Die Autoren untersuchten für ihre Studie 273 Kinder mit Lernschwierigkeiten, 57 Kinder mit unterdurchschnittlicher Intelligenz und 270 Kontrollkinder ohne Lernauffälligkeiten auf das Vorliegen einer ADHS. Die nonverbale Intelligenz und die Schulleistungen wurden über standardisierte Leistungstests erhoben (CFT 1, ELFE 1-6, WRT 2+, DE-Mat 2+), die ADHS-Symptomatik erfolgte über Befragung der Eltern anhand des Fremdbeurteilungsbogen FBB-ADHS.

Die Ergebnisse zeigen, dass 5 % der Kinder der Kontrollgruppe einem ADHS-Subtyp nach DSM-IV entsprachen. Gleiches gilt auch für Kinder, die eine Rechenschwäche aufwiesen. Hingegen erfüllten 20 % der Kinder mit einer Lese-/Rechtschreibschwäche sowie 20 % der Kinder mit unterdurchschnittlicher Intelligenz zusätzlich die Kriterien einer ADHS, überwiegend des unaufmerksamen Subtyps.

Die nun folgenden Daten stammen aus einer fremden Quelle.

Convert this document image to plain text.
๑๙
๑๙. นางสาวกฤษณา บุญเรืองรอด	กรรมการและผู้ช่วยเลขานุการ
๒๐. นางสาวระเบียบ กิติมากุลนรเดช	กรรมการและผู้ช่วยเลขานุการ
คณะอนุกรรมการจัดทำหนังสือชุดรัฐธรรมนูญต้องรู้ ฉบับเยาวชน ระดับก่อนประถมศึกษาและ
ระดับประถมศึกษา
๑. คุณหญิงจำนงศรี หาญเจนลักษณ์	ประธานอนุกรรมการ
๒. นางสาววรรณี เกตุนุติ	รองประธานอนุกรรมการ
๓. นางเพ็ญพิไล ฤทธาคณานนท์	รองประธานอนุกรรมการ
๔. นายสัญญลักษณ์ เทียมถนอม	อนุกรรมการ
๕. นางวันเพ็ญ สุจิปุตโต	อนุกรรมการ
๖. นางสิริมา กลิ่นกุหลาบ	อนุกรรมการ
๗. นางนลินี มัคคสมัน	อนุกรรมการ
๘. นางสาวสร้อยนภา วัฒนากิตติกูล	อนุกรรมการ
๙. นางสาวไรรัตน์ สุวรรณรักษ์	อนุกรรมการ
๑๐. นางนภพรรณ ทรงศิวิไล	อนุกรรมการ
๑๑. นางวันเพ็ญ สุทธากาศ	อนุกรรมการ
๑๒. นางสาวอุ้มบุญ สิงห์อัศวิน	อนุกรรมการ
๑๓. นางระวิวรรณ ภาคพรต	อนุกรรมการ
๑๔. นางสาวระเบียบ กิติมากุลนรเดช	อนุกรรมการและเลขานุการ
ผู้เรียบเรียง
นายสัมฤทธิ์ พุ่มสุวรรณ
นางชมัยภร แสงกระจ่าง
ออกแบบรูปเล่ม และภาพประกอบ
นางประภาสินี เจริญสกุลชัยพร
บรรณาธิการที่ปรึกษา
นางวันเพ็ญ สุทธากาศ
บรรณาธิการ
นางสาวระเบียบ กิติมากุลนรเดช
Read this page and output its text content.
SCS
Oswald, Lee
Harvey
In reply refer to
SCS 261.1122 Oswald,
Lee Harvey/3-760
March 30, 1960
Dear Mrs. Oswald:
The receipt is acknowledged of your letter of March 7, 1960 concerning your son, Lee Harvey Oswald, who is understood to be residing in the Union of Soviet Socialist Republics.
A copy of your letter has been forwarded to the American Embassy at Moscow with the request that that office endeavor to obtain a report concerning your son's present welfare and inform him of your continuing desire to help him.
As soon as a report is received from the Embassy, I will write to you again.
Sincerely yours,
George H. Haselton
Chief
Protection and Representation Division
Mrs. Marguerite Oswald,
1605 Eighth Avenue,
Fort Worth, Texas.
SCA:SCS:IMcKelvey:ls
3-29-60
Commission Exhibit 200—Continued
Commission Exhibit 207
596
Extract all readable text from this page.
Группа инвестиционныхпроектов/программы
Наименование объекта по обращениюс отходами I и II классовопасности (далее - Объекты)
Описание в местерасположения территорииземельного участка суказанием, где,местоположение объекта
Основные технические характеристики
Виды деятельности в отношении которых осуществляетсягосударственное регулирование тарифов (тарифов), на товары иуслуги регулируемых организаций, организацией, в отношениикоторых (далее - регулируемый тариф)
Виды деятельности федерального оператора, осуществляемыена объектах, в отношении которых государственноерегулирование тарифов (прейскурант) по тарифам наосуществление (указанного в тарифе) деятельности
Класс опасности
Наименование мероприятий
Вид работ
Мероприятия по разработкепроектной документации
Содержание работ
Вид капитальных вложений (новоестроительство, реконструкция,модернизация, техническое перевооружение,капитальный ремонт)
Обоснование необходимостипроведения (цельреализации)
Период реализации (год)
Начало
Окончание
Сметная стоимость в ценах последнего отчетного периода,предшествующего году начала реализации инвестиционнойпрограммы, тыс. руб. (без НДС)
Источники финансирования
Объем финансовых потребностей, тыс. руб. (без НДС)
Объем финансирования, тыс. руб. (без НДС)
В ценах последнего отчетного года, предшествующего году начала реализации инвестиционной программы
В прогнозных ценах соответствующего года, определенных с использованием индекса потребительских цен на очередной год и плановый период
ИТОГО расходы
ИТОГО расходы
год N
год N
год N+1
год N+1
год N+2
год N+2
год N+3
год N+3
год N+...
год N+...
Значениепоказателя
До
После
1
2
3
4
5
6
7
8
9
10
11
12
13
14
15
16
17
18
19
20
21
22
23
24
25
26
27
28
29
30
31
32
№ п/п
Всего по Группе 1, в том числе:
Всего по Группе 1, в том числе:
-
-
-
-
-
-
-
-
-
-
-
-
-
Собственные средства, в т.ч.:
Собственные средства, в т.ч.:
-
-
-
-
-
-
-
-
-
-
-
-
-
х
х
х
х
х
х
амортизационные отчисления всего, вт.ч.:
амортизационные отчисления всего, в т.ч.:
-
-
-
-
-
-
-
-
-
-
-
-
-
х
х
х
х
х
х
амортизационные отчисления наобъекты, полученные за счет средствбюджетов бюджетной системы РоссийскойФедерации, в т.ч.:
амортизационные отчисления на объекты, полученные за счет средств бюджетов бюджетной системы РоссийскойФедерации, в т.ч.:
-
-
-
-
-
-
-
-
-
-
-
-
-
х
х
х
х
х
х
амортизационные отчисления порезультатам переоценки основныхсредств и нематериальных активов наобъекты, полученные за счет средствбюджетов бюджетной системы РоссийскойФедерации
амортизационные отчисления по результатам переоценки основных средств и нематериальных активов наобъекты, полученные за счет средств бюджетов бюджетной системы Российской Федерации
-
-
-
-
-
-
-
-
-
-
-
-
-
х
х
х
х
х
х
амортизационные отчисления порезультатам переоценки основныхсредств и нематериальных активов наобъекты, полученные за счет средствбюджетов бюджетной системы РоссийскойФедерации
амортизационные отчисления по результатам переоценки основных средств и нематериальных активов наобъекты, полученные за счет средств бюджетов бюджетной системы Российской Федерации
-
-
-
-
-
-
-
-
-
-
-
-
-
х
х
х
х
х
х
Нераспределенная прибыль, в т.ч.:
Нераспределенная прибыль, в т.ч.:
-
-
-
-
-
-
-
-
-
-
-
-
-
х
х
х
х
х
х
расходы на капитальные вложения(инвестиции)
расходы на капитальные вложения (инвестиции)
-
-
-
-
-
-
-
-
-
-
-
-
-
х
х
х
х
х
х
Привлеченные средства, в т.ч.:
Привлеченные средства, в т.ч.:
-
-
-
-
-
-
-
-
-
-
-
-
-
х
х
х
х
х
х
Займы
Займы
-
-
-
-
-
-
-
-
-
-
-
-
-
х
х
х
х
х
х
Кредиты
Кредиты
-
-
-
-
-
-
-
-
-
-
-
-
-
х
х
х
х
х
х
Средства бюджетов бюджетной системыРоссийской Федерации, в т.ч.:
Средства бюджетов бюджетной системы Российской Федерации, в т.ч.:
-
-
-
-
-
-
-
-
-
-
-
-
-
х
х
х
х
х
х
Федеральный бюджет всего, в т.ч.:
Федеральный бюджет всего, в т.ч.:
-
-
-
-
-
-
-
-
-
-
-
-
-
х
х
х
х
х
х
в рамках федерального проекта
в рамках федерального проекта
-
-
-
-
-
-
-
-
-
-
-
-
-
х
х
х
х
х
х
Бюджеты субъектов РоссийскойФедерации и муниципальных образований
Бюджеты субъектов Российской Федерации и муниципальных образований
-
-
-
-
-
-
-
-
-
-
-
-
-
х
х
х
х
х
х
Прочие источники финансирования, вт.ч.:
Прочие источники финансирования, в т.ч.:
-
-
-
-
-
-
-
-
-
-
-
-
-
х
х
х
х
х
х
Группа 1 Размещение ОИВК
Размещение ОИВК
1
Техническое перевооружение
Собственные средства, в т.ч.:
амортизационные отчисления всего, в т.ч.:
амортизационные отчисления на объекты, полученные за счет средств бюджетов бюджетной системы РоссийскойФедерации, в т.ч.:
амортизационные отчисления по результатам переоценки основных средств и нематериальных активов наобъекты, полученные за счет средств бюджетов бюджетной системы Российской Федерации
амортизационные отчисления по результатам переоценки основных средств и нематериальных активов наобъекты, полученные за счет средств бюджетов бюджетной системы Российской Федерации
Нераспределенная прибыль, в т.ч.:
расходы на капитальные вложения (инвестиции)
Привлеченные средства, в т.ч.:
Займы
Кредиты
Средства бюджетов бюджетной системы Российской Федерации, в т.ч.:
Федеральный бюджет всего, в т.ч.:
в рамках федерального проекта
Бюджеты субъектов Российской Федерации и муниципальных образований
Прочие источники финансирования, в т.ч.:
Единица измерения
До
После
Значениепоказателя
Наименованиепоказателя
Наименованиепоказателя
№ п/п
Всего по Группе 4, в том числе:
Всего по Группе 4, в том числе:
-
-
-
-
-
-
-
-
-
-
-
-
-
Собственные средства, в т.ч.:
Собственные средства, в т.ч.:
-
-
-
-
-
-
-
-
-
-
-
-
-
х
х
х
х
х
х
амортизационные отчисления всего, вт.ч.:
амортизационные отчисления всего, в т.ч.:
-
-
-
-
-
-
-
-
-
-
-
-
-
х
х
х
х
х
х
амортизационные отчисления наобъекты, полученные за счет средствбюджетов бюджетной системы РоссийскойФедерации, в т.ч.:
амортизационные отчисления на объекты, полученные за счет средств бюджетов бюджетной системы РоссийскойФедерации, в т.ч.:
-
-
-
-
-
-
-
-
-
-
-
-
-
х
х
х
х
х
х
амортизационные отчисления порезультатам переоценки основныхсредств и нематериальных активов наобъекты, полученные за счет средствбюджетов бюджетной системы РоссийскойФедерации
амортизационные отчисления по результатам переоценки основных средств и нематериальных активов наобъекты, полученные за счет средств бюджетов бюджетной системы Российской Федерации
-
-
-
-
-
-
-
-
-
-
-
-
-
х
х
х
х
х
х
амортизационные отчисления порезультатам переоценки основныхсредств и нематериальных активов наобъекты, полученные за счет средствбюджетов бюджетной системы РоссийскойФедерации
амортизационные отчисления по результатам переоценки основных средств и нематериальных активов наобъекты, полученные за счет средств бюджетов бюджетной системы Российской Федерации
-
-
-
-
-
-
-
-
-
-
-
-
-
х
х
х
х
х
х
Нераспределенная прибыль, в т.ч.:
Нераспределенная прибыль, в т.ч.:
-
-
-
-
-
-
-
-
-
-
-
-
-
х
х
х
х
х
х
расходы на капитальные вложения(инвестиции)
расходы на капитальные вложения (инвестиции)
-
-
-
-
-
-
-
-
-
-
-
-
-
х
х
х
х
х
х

Die Autoren schließen daraus, dass Kinder mit Lese-/Rechtschreibstörungen und unterdurchschnittlicher Intelligenz ein deutlich erhöhtes Risiko für eine ADHS überwiegend des unaufmerksamen Subtyps haben. Bei einer Rechenschwäche besteht jedoch kein erhöhtes Risiko für eine ADHS

Kommentar

Schon aus früheren Arbeiten ist bekannt, dass Lernstörungen mit einer ADHS assoziiert sein können. Dabei werden je nach Untersuchungsmethode sehr schwankende Werte zwischen 20 und 50 % angegeben. Dies entspricht auch der Praxis: Nicht selten werden eine Lese-/Rechtschreibstörung oder Rechenschwäche vor der mehr Aufmerksamkeit auf sich ziehenden ADHS übersehen. Aber auch umgekehrt wird bei einer bereits diagnostizierten Lernstörung nicht bemerkt, dass zusätzlich eine ADHS besteht. Bei fehlenden Fortschritten unter einer Lerntherapie sollte immer an diese Möglichkeit gedacht werden.

Methodisch zeigt die vorliegende Arbeit aber mehrere Schwächen: Die Intelligenz anhand eines CFT (Culture Fair Test) zu beurteilen, ist sehr umstritten. Gerade im CFT macht sich ein Aufmerksamkeitsdefizit negativ bemerkbar. So können unterdurchschnittliche Ergebnisse im CFT durchaus auch von einem Aufmerksamkeitsdefizit mit unterdurchschnittlichem Arbeitsgedächtnis und nicht aufgrund von Minderbegabung verursacht sein. Auch die Diagnose ADHS lediglich anhand eines von den Eltern ausgefüllten FBB-ADHS zu stellen, halte ich für sehr fragwürdig. Es entspricht weder den europäischen Leitlinien noch denen der Kinder- und Jugendärzte.

Von daher sagt die Studie lediglich aus, dass eine Leserechtschreibschwäche überdurchschnittlich häufig mit einem auffälligen von den Eltern durchgeführtem Rating im FBB-ADHS assoziiert ist.